Secretary of State Antony Blinken, speaks during a news conference with NATO Secretary-General Jens Stoltenberg, Wednesday, Feb. 8, 2023, at the State Department in Washington. AP
"We are deeply troubled by Israel's decision" on Sunday to legalize nine West Bank outposts and reported plans to move ahead with the construction of 10,000 settlement units, Blinken said in a statement.
"Like previous administrations, Democratic and Republican, we strongly oppose such unilateral measures, which exacerbate tensions and undermine the prospects for a negotiated two-state solution."
The criticism, while still in diplomatic language, was unusual as it was issued as a statement in Blinken's name, not a comment from the spokesperson.
The Israeli moves come on the heels of a visit by Blinken to the region in which he explicitly warned against settlement activity as he sought to ease tensions following violence.

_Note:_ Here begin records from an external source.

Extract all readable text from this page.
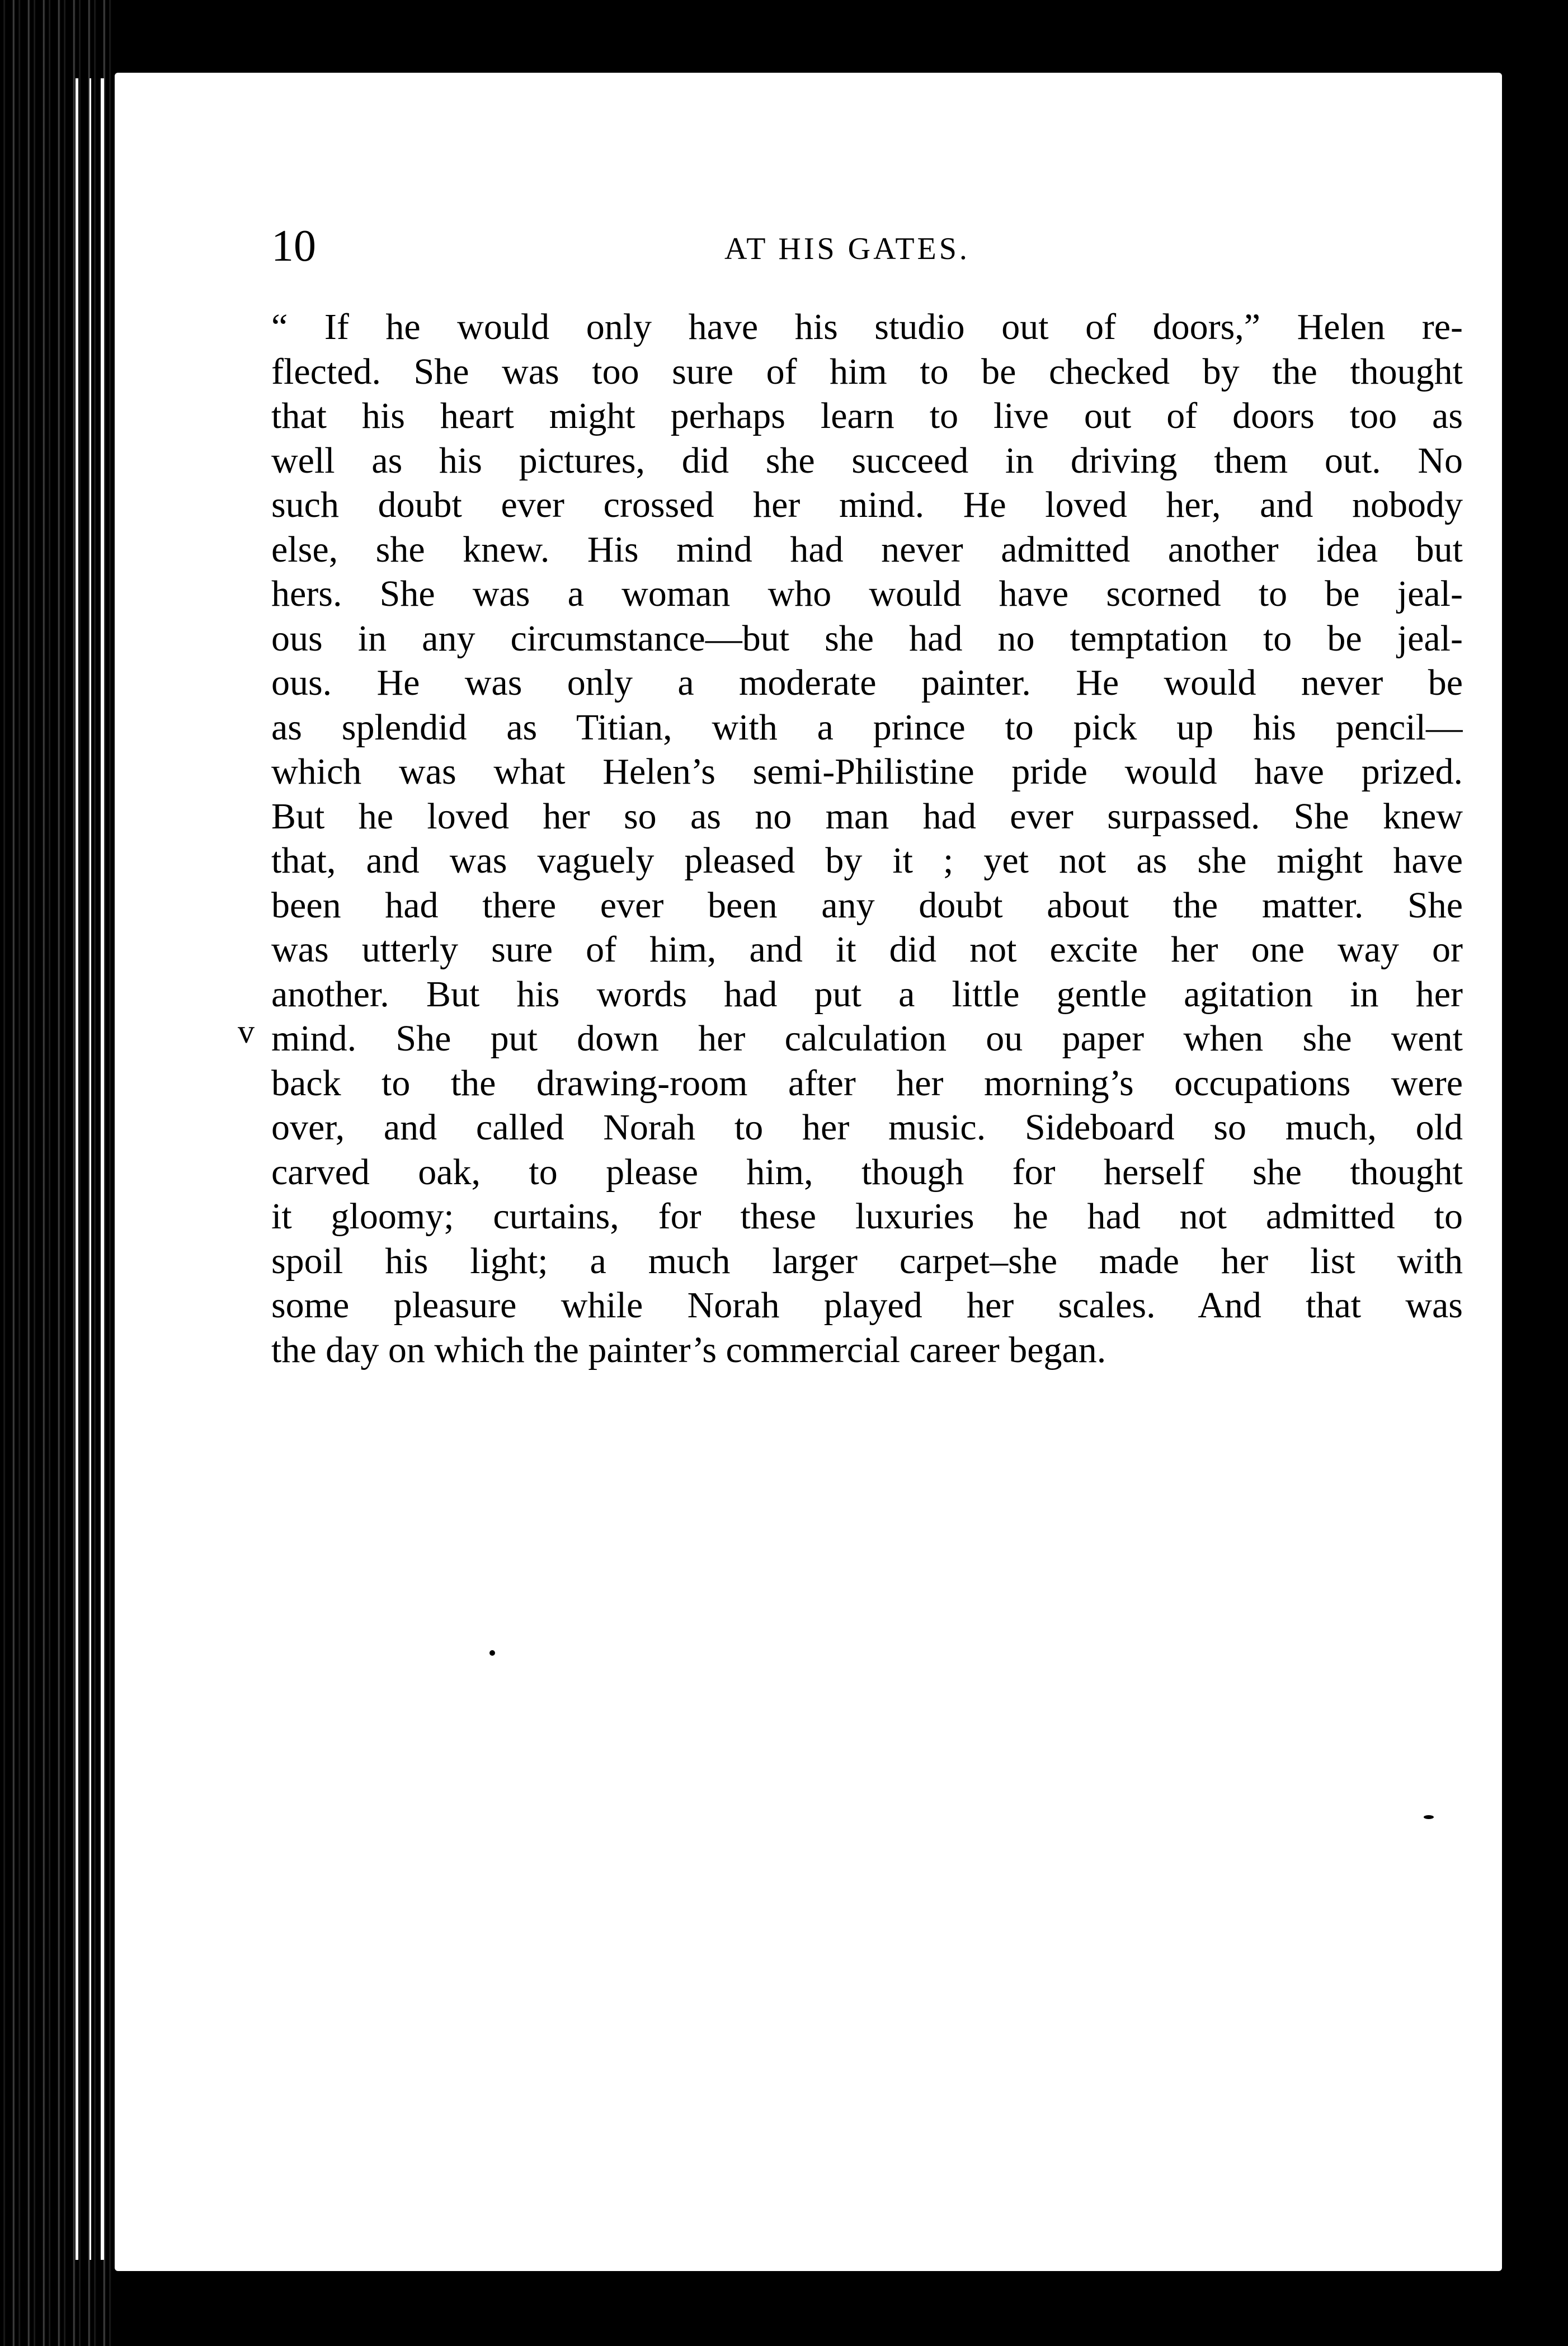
10	AT HIS GATES.
v
“ If he would only have his studio out of doors,” Helen re-
flected. She was too sure of him to be checked by the thought
that his heart might perhaps learn to live out of doors too as
well as his pictures, did she succeed in driving them out. No
such doubt ever crossed her mind. He loved her, and nobody
else, she knew. His mind had never admitted another idea but
hers. She was a woman who would have scorned to be jeal-
ous in any circumstance—but she had no temptation to be jeal-
ous. He was only a moderate painter. He would never be
as splendid as Titian, with a prince to pick up his pencil—
which was what Helen’s semi-Philistine pride would have prized.
But he loved her so as no man had ever surpassed. She knew
that, and was vaguely pleased by it ; yet not as she might have
been had there ever been any doubt about the matter. She
was utterly sure of him, and it did not excite her one way or
another. But his words had put a little gentle agitation in her
mind. She put down her calculation ou paper when she went
back to the drawing-room after her morning’s occupations were
over, and called Norah to her music. Sideboard so much, old
carved oak, to please him, though for herself she thought
it gloomy; curtains, for these luxuries he had not admitted to
spoil his light; a much larger carpet–she made her list with
some pleasure while Norah played her scales. And that was
the day on which the painter’s commercial career began.
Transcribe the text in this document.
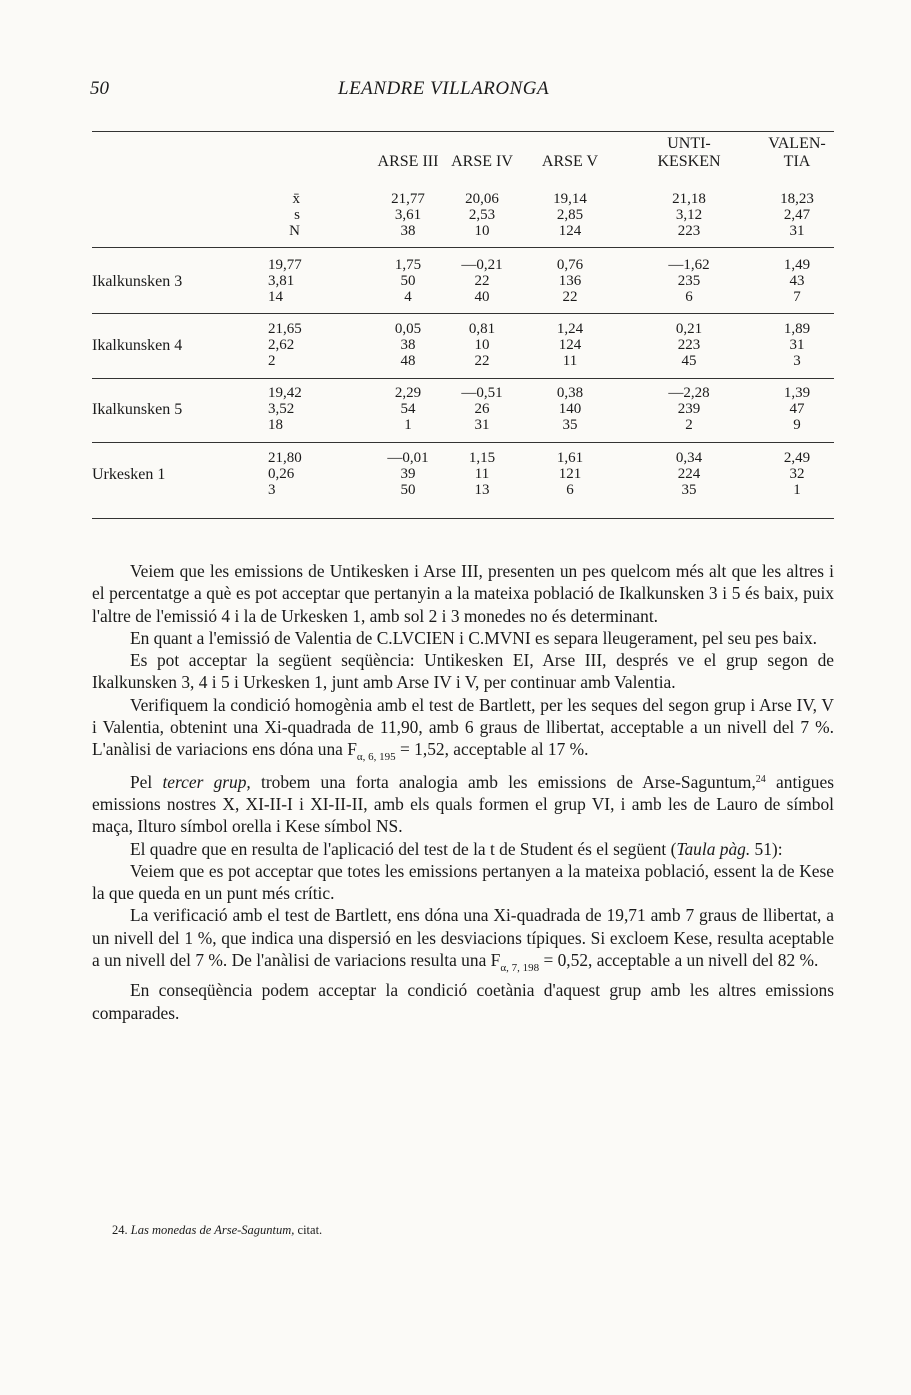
50	LEANDRE VILLARONGA
ARSE III ARSE IV	ARSE V
UNTI-
KESKEN
VALEN-
TIA
x̄
s
N
21,77
3,61
38
20,06
2,53
10
19,14
2,85
124
21,18
3,12
223
18,23
2,47
31
Ikalkunsken 3
19,77
3,81
14
1,75
50
4
—0,21
22
40
0,76
136
22
—1,62
235
6
1,49
43
7
Ikalkunsken 4
21,65
2,62
2
0,05
38
48
0,81
10
22
1,24
124
11
0,21
223
45
1,89
31
3
Ikalkunsken 5
19,42
3,52
18
2,29
54
1
—0,51
26
31
0,38
140
35
—2,28
239
2
1,39
47
9
Urkesken 1
21,80
0,26
3
—0,01
39
50
1,15
11
13
1,61
121
6
0,34
224
35
2,49
32
1

Veiem que les emissions de Untikesken i Arse III, presenten un pes quelcom més alt que les altres i el percentatge a què es pot acceptar que pertanyin a la mateixa població de Ikalkunsken 3 i 5 és baix, puix l'altre de l'emissió 4 i la de Urkesken 1, amb sol 2 i 3 monedes no és determinant.

En quant a l'emissió de Valentia de C.LVCIEN i C.MVNI es separa lleugerament, pel seu pes baix.

Es pot acceptar la següent seqüència: Untikesken EI, Arse III, després ve el grup segon de Ikalkunsken 3, 4 i 5 i Urkesken 1, junt amb Arse IV i V, per continuar amb Valentia.

Verifiquem la condició homogènia amb el test de Bartlett, per les seques del segon grup i Arse IV, V i Valentia, obtenint una Xi-quadrada de 11,90, amb 6 graus de llibertat, acceptable a un nivell del 7 %. L'anàlisi de variacions ens dóna una $F_{\alpha, 6, 195} = 1,52$, acceptable al 17 %.

Pel tercer grup, trobem una forta analogia amb les emissions de Arse-Saguntum,$^{24}$ antigues emissions nostres X, XI-II-I i XI-II-II, amb els quals formen el grup VI, i amb les de Lauro de símbol maça, Ilturo símbol orella i Kese símbol NS.

El quadre que en resulta de l'aplicació del test de la t de Student és el següent (Taula pàg. 51):

Veiem que es pot acceptar que totes les emissions pertanyen a la mateixa població, essent la de Kese la que queda en un punt més crític.

La verificació amb el test de Bartlett, ens dóna una Xi-quadrada de 19,71 amb 7 graus de llibertat, a un nivell del 1 %, que indica una dispersió en les desviacions típiques. Si excloem Kese, resulta aceptable a un nivell del 7 %. De l'anàlisi de variacions resulta una $F_{\alpha, 7, 198} = 0,52$, acceptable a un nivell del 82 %.

En conseqüència podem acceptar la condició coetània d'aquest grup amb les altres emissions comparades.

24. Las monedas de Arse-Saguntum, citat.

"Anything that takes us away from the vision of two states for two peoples is detrimental to Israel's long-term security, its identity as a Jewish and democratic state, and to our vision of equal measures of security, freedom, prosperity and dignity for Israelis and Palestinians alike," Blinken said in Monday's statement.
Blinken has previously said that President Joe Biden's administration would judge Prime Minister Benjamin Netanyahu's hard-right government by its actions, not by personalities inside of it.
Egypt condemned on Monday the Israeli government’s most recent decision to "legitimise" more pockets of illegal settlements in the occupied Palestinian territories as well as the building of new settlement units.
The foreign ministry described the decision as "an unacceptable provocative act coinciding with the holding of Jerusalem Support Conference," which took place in Cairo on Sunday.
The Jerusalem Support conference, which was hosted by the Arab League, was attended by Palestinian President Mahmoud Abbas and Jordan’s King Abdullah II along with high-level representation from Arab, regional and international bodies.
During the conference, President Abdel-Fattah El-Sisi reiterated his country's rejection and condemnation of any Israeli measures to change the historical and legal status quo of the city of Jerusalem (known in Arabic as 'Al-Quds') and its sanctities.
He also called "on the international community and peace partners not to give in to the current political stalemate and work together to implement the two-state solution and provide appropriate conditions for resuming the peace process between Palestine and Israel.”